では彼らに求められるソーシャルスキルとはなんでしょうか。私は企業の方々への実習のご依頼や卒業生が就職した企業への定着支援などを通して採用の基準として各採用担当者からお伺いする機会が多いのですが、どの企業も「勤怠」「情緒の安定」「コミュニケーション」に集約されるように思います。

 

まず「勤怠」とは、毎日の勤務が安定しているということです。このことは家庭での生活習慣が確立していることを意味します。睡眠、食事、入浴のルーティーンが習慣化されていれば授業中居眠りすることもありません。毎日活気にあふれた学校生活を送れるはずです。

 

「情緒の安定」に関しては、特に精神手帳を取得されている生徒は「合理的配慮」を期待されている方々が多いと思いますが、職場で他の職員に迷惑かけるような状況がある場合は就労すること自体が難しくなります。気持ちの落ち込みや不安、イライラからくる衝動的な行為はセルフコントロールできるスキルが求められます。「コミュニケーション」に関しては、聴覚・視覚からの認知について職場で求められるレベルが基準になります。具体的に言えば口頭だけの指示ではなく、メールや指示書など紙面での指示も含めた優位性に対する配慮はあるものの、個別での対応は期待できません。生産性を重視した職場では特別に個人に時間をかけることは効率性を落とすことになるからです。

 

自然学園高等部の授業でも「作業訓練/事務訓練」が時間割に導入されていますが、グループ作業では、技術的な器用さだけではなく、業務上で求められる「協調・協働」のスキルが必要になります。
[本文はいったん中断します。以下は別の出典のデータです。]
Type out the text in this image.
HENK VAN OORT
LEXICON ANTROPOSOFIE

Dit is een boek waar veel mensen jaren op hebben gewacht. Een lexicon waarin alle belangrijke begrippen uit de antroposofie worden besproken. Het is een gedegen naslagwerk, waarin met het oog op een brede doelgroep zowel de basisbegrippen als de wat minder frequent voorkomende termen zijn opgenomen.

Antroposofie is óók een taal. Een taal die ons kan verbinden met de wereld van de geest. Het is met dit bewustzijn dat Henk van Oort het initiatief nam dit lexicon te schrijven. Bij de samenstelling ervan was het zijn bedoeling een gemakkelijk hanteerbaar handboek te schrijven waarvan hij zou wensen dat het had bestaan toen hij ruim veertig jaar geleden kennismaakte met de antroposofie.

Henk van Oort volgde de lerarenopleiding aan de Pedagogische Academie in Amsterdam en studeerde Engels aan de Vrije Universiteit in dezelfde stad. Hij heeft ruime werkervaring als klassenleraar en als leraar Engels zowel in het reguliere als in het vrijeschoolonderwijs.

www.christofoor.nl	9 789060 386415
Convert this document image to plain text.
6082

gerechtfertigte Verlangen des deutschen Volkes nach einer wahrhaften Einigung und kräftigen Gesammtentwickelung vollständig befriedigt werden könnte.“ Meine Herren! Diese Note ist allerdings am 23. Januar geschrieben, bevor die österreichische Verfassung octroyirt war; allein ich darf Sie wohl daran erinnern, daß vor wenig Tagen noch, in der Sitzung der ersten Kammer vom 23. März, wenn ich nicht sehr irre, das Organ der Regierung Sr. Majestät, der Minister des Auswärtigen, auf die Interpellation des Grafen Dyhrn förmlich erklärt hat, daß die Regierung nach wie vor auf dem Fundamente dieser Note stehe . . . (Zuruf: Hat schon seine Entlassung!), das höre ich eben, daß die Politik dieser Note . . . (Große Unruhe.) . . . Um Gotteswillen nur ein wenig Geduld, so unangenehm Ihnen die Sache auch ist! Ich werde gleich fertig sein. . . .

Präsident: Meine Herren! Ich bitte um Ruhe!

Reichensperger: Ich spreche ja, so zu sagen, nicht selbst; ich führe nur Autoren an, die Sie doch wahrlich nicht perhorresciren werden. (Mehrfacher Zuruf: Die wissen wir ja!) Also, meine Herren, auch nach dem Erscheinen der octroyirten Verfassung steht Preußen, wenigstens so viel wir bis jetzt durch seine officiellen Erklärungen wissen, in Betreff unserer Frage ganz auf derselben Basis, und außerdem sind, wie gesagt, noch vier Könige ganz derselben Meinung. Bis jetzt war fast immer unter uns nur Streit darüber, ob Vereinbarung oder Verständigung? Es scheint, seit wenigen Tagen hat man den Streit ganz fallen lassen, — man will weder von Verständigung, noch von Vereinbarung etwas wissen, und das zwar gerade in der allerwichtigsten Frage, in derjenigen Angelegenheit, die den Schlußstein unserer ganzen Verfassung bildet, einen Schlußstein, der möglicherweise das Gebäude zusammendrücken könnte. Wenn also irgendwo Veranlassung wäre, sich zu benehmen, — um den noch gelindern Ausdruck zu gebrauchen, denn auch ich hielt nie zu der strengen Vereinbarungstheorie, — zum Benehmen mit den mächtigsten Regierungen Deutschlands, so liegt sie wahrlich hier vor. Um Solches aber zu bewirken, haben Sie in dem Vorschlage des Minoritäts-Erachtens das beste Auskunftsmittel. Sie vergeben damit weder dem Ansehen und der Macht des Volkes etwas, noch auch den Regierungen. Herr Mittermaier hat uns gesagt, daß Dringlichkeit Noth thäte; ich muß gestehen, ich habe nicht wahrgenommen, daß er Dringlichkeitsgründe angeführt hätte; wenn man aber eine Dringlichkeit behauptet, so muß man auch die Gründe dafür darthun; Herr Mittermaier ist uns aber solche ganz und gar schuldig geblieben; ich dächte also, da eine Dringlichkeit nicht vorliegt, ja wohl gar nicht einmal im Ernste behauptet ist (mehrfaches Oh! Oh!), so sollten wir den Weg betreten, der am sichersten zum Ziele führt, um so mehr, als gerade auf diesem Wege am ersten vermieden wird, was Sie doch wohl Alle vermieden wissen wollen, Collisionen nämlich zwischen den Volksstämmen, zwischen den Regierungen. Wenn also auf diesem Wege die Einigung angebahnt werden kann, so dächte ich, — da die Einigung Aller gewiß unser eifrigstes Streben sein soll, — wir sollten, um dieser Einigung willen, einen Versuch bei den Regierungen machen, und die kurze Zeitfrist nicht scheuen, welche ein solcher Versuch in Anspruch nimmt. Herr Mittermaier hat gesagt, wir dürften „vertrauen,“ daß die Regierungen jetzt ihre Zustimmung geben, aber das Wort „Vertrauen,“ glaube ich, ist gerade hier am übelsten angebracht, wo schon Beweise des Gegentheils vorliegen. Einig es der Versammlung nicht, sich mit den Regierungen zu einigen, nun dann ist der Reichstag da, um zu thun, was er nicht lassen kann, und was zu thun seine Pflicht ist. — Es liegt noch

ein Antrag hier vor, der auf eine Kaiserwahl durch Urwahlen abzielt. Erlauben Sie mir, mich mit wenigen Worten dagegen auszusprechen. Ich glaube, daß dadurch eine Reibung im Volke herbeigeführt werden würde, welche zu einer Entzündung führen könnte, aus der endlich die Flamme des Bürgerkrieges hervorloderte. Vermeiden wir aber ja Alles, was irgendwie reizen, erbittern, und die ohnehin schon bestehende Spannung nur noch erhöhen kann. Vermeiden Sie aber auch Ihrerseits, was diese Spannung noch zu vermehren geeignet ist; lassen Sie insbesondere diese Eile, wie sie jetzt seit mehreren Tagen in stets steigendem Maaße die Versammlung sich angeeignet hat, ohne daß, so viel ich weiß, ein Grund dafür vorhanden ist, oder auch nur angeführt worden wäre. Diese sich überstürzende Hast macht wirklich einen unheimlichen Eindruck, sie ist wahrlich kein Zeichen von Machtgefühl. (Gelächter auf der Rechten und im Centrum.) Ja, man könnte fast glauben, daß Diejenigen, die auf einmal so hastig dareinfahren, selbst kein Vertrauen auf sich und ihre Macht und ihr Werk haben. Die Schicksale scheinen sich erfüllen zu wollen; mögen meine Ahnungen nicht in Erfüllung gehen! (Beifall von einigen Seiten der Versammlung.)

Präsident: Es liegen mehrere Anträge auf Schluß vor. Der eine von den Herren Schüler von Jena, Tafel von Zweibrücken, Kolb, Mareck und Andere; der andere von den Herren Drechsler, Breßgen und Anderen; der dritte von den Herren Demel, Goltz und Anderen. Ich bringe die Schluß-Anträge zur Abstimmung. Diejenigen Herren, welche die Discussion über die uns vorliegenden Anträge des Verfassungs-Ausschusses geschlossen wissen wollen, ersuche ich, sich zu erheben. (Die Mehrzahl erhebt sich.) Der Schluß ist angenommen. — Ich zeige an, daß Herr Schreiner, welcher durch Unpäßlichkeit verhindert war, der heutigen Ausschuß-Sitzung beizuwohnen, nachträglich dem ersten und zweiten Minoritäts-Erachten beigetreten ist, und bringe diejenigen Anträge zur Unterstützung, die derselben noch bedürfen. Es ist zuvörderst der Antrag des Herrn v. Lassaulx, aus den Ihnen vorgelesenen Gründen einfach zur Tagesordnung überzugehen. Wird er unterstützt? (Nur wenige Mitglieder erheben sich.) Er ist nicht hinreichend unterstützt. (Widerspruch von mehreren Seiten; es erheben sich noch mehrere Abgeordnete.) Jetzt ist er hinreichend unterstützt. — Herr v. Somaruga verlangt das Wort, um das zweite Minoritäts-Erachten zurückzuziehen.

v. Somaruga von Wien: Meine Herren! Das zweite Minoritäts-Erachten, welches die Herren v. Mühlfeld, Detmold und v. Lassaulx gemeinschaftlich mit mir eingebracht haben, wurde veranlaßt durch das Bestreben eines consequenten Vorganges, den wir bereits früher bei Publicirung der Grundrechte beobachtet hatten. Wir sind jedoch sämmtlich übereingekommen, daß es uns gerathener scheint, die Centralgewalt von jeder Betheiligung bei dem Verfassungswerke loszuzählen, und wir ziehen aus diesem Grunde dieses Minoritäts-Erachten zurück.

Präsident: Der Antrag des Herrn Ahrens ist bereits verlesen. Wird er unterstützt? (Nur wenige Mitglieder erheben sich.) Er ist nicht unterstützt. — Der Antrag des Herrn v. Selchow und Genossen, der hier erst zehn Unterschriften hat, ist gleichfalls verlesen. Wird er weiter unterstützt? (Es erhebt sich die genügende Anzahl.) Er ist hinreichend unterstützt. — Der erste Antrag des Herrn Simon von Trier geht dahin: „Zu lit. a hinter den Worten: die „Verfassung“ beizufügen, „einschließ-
具体的には他者との人間関係の構築や「報告・連絡・相談」の「ほうれんそう」など必要に応じたコミュニケーション能力、他の人の状況や行動を認知できる洞察力などが挙げられます。挨拶なども相手の顔色や様子などを認知したうえで的確な声掛けが社会生活の中では求められます。ただ一方的に顔も上げず「おはよう」「さようなら」など言葉だけ発しても人からは受け入れられません。人間関係や集団生活をスムーズに送るために必要なマナーやルール、またはコミュニケーション能力を高めて、相手を理解し協調できる力を学んでいく必要があります。

 

障害者雇用促進法に基づく障害者雇用の場合、企業は面接では分からない発達障害の見えない障害を一定期間の実習で確認するのです。企業にとって体験就労は採用したい人材を発掘する唯一の機会なのです。中学校が実施する「職場体験」や「インターンシップ」とは異なり、企業にとって目的が違うのです。社員が日常業務を行う生産活動または営業活動を行う職場に人員として派遣されるので、そのことを阻害するような行為は許されません。ですから、企業は学校側に今までの信頼関係を礎にそのレベルに到達した生徒を要求するのは当然のことなのです。

 

また、学校としても企業の基準に満たさない生徒を企業に派遣する訳にはいかないのです。自然学園の授業はそのレベルに到達させることを目的として教員が生徒を指導しています。そこに保護者の皆さんの理解は必要不可欠です。

 

これらの目標に根差し、自然学園では、発達のつまずきがある子どもたちに様々な体験などを通してそれぞれの特性や能力に合った目標を持たせ、学ばせていくことを目指しています。卒業生の実績が全国の発達障害者の雇用の後押しになるように、発達障害がある子どもたちを対象にしたキャリア教育を確立し、その取り組みを広めていきたいと考えています。総合学習やソーシャルスキルトレーニング、学校行事、ホームルーム、キャリア学習講座、企業見学会、就労実習等を通して計画的に実践しています。

 

この夏の努力の結果と、秋からのもうひと踏ん張りが採用に結び付くことを信じています。3年生はゴールに向かって歯を食いしばって頑張りましょう。全力で支援していきます。